Intervenants : Armony Altinier - Christine Constant - Perrine Tanguy - Typhaine Brigand de Poret

Lieu : Podcast Déclics Responsables

Date : 10 janvier 2024

Durée : 34 min

Podcast

Présentation du podcast

Licence de la transcription : Verbatim

Illustration : À prévoir

NB : Transcription réalisée par nos soins, fidèle aux propos des intervenant·es mais rendant le discours fluide.
Les positions exprimées sont celles des personnes qui interviennent et ne rejoignent pas nécessairement celles de l'April, qui ne sera en aucun cas tenue responsable de leurs propos.

Transcription

Diverses voix off : Je vous propose un gros plan sur l’exclusion numérique avec ce chiffre : 13 millions de personnes sont en situation d’illectronisme dans notre pays, démunis face aux ordinateurs et à Internet. Elles ont, évidemment, difficilement accès aux services publics pour les aider.
On dit qu’il y a un Français sur deux, en réalité, qui n’est pas à l’aise avec le numérique. Un quart des personnes de 60 à 64 ans ne pratiquent pas l’informatique. Et les jeunes, dont on pourrait penser, compte tenu de ce qu’ils sont très usagers des réseaux sociaux, qu’ils se sentiraient davantage à l’aise avec le numérique, eh bien il n’en est rien. On dit qu’il y a également un quart des 18-24 qui sont complètement démunis pour mener à bien une démarche administrative.
Tu imagines ta vie aujourd’hui sans Internet ?
Faute d’argent ou de compétences informatiques, de nombreuses personnes sont déconnectées, des exclus du numérique, ce sont les personnes âgées, les non diplômés et les foyers à bas revenu.
Je vais vous créer une boîte mail La Poste, c’est une boîte qui est assez facile d’accès.
C’est devenu l’étape incontournable avant toute démarche administrative, la création d’une adresse mail.
C’est vraiment un vecteur pour avoir un impact social.
Observe, certes, que ça répond à un besoin, mais qu’on est à la fois encore loin de la cible sur le nombre de personnes qui ont besoin d’être accompagnées pour accéder aux services publics, et puis que ça ne remplace pas complètement, non plus, la réalité de l’interaction que vous avez avec un service public lorsque vous êtes à un guichet, que vous avez une question sur le droit que vous avez à la retraite, aux prestations de Pôle emploi, à la sécurité sociale.

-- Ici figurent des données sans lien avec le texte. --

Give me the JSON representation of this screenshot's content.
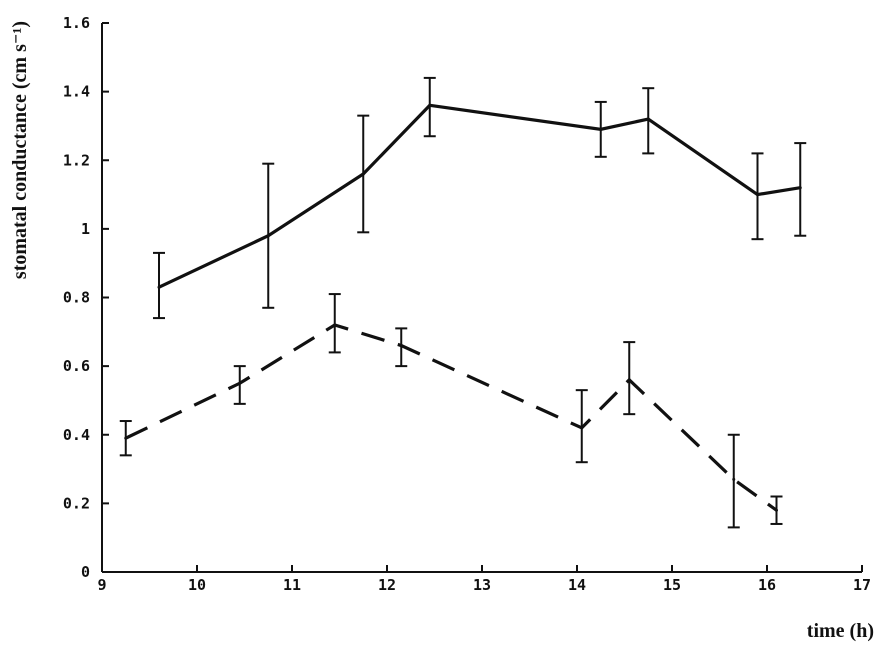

Perrine Tanguy : Bonjour, nous sommes Perrine Tanguy et Tiphaine Brigand, productrice et animatrice du podcast Déclics responsables, le podcast qui met à l’honneur les initiatives responsables dans le secteur du numérique.
Bienvenue dans une nouvelle saison de Déclics responsables, réalisé en partenariat avec l’Impact Tank, le premier think-and-do tank européen dédié à la valorisation et la mise à l’échelle d’innovations sociales à impact positif. Cette saison a pour volonté de porter haut et fort les enjeux de l’inclusion numérique en s’appuyant sur les réflexions d’un groupe de travail dédié, lancé par l’Impact Tank. Le groupe de travail réuni un collectif, le collectif Inclusion numérique, formé dans le but de définir les clés de succès des initiatives d’inclusion numérique mises en œuvre en France depuis plus de 20 ans et fournir un rapport de recommandations concrètes aux pouvoirs publics.

Voix off : Déclics responsables

Perrine Tanguy : Avant toute chose, Tiphaine et moi avons demandé aux invitées de se présenter.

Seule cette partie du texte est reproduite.